It’s a solid win for a Bruins team that might be turning the corner. After losing four of five games, the B’s bounced back Thursday to wallop the scuffling Florida Panthers. But it was just as important to build off that win, especially against a Toronto team that entered the night tied for the Atlantic Division lead.

Once a liability, the Bruins’ power play has certainly become a strength. With two goals Saturday night, the Bruins now have nine power-play tallies on the young season with that unit clicking at a 19.1 percent success rate. That’s good enough for 14th in the league. While the middle of the pack may not seem very impressive on the surface, it’s not to be understated given the fact that the Boston power play that finished 26th in the league last year. If the Bruins can get something — anything — out of the man-advantage, it makes them even more dangerous given their defensive prowess.

Much of that can be attributed to not only new pieces but better utilization of those already in the fold. Zdeno Chara scored his third power-play goal of the season, as his seemingly permanent move to in front on the power play has jump-started the first unit. The emergence of Torey Krug and Dougie Hamilton on the first and second units respectively has helped, and the addition of Jarome Iginla gives the first unit some added firepower.

“It’s something that we’ve worked on for a few years now and now it seems to be clicking,” center Patrice Bergeron said. “Obviously that helps the team a lot. That’s something that we’ve talked a lot about and that we needed to be better at. So far it’s been good. We’ve got to keep building on that and PK is the same thing. We’ve got to keep playing well there and the special teams is always a key to get some points.”

The PK was not to be outdone Saturday night, either. Facing the fifth-ranked power play in the league, the Bruins were once again suffocating while down a man. Their perfect 3-for-3 performance is just the latest success for a unit that is rounding into form. Boston has now killed 18 straight penalties, which has them all the way up to 12th in the league after sitting at 21st when the week began.

The penalty kill came up especially big in the third period. The Bruins were forced to kill two penalties in the final period, including one in the final minutes when Carl Soderberg was called for holding the stick at 15:24. That kill was an especially physical one that featured big hits from both Dennis Seidenberg and Zdeno Chara.

“Once you get along the boards, there’s a battle going on there,” Julien said of the extra-physical kill. “If you’re in a battle with a guy and you knock him down, you can certainly get the puck. The one thing you don’t wanna do is get yourself out of position. I think our guys were in a battle there where they wanted to get the puck and by knocking guys down, they were able to do that.”

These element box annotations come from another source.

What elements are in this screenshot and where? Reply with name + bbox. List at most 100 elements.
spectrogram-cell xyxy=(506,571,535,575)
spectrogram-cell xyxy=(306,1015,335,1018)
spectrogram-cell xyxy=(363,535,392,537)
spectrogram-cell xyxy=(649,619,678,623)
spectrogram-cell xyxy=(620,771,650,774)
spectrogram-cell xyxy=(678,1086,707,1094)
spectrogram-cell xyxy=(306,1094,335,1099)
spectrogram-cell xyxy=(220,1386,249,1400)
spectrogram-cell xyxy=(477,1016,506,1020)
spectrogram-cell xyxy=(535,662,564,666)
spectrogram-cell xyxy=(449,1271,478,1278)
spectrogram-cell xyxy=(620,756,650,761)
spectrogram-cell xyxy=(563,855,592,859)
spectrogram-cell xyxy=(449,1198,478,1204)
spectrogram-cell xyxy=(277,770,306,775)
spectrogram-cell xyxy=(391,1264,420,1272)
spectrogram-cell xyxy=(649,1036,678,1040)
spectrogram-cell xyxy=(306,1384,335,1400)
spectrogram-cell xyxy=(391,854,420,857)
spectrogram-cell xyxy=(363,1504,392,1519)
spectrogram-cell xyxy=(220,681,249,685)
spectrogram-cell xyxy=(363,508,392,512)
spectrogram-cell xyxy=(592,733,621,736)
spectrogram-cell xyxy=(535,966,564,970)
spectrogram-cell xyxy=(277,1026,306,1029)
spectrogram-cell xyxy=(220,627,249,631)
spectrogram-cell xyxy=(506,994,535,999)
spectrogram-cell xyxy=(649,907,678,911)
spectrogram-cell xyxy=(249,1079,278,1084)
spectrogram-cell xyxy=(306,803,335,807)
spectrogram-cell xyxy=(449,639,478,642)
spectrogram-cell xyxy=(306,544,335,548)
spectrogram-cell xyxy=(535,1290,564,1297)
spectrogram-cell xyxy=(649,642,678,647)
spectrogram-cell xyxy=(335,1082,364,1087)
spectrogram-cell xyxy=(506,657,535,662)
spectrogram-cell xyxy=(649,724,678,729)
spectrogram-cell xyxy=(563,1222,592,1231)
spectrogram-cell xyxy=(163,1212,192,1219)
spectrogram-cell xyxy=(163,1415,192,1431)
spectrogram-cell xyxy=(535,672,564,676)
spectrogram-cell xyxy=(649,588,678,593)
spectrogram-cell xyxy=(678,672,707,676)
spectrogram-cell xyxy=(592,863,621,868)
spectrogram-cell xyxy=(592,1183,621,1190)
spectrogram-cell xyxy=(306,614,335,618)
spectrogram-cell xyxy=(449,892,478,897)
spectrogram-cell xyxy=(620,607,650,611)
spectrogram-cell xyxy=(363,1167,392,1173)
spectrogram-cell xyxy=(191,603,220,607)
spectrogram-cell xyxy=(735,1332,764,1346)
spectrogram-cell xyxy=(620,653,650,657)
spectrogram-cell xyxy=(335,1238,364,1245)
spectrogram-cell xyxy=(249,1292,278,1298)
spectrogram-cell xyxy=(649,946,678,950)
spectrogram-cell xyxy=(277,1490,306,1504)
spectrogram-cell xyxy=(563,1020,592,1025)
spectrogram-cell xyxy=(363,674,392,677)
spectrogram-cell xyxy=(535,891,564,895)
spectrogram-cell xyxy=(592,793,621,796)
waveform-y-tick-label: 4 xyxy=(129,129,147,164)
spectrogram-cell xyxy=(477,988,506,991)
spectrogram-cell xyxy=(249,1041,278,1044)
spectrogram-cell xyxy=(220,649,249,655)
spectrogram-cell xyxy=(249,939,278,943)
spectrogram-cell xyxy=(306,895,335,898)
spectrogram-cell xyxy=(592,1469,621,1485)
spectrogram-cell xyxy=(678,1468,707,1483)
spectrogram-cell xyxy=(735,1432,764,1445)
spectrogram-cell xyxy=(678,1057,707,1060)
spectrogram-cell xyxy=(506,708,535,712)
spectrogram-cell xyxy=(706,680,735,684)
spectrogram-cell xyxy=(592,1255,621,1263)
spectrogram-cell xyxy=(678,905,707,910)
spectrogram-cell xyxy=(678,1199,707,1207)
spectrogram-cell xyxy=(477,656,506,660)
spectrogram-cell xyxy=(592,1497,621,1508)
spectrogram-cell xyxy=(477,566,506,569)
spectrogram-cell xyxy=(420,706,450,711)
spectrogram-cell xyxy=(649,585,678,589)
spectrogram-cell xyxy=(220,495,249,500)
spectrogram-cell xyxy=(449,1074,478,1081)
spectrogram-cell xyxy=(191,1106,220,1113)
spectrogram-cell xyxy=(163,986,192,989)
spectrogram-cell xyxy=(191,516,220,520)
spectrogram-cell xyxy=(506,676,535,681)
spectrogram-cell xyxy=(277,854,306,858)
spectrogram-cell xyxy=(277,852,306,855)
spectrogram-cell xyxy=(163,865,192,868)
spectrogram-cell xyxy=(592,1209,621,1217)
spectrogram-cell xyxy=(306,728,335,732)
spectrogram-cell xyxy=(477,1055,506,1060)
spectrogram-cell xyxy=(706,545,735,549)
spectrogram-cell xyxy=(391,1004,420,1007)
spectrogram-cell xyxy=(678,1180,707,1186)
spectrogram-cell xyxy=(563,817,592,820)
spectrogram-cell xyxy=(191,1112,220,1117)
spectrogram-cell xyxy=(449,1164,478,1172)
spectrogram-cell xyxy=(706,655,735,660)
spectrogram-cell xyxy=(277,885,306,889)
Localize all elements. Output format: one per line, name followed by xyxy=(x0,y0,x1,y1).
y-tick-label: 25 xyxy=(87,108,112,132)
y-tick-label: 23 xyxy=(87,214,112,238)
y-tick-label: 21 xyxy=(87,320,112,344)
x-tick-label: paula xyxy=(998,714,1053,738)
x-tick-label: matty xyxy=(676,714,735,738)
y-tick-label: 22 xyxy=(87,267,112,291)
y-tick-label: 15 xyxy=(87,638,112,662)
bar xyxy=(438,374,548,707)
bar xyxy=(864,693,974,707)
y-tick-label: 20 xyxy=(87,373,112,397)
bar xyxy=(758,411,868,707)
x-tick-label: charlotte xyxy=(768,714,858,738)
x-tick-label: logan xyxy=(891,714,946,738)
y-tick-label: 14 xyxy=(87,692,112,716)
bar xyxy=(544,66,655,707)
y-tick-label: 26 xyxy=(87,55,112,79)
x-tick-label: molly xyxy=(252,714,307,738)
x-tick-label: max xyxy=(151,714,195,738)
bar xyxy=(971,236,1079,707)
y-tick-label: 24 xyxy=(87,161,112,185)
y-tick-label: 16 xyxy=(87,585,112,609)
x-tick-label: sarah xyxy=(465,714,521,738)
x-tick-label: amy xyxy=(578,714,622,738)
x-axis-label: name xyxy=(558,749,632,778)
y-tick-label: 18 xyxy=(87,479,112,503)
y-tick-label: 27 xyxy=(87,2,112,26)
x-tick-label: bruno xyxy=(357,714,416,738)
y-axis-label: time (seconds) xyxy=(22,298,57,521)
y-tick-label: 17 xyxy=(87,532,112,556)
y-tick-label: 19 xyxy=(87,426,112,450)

When the Bruins finally put the game away with 21.7 seconds left, it wasn’t technically a shorthanded goal, but it did come with Boston a man down after James Reimer was pulled for the extra attacker. Bergeron, whose two-goal performance Saturday was a little less dramatic than his two-goal performance the last time these two teams met, finished it off with the empty-netter.

It was a fitting end to a solid win for the Bruins, who will now try to catapult themselves forward like did the last time they beat the Maple Leafs.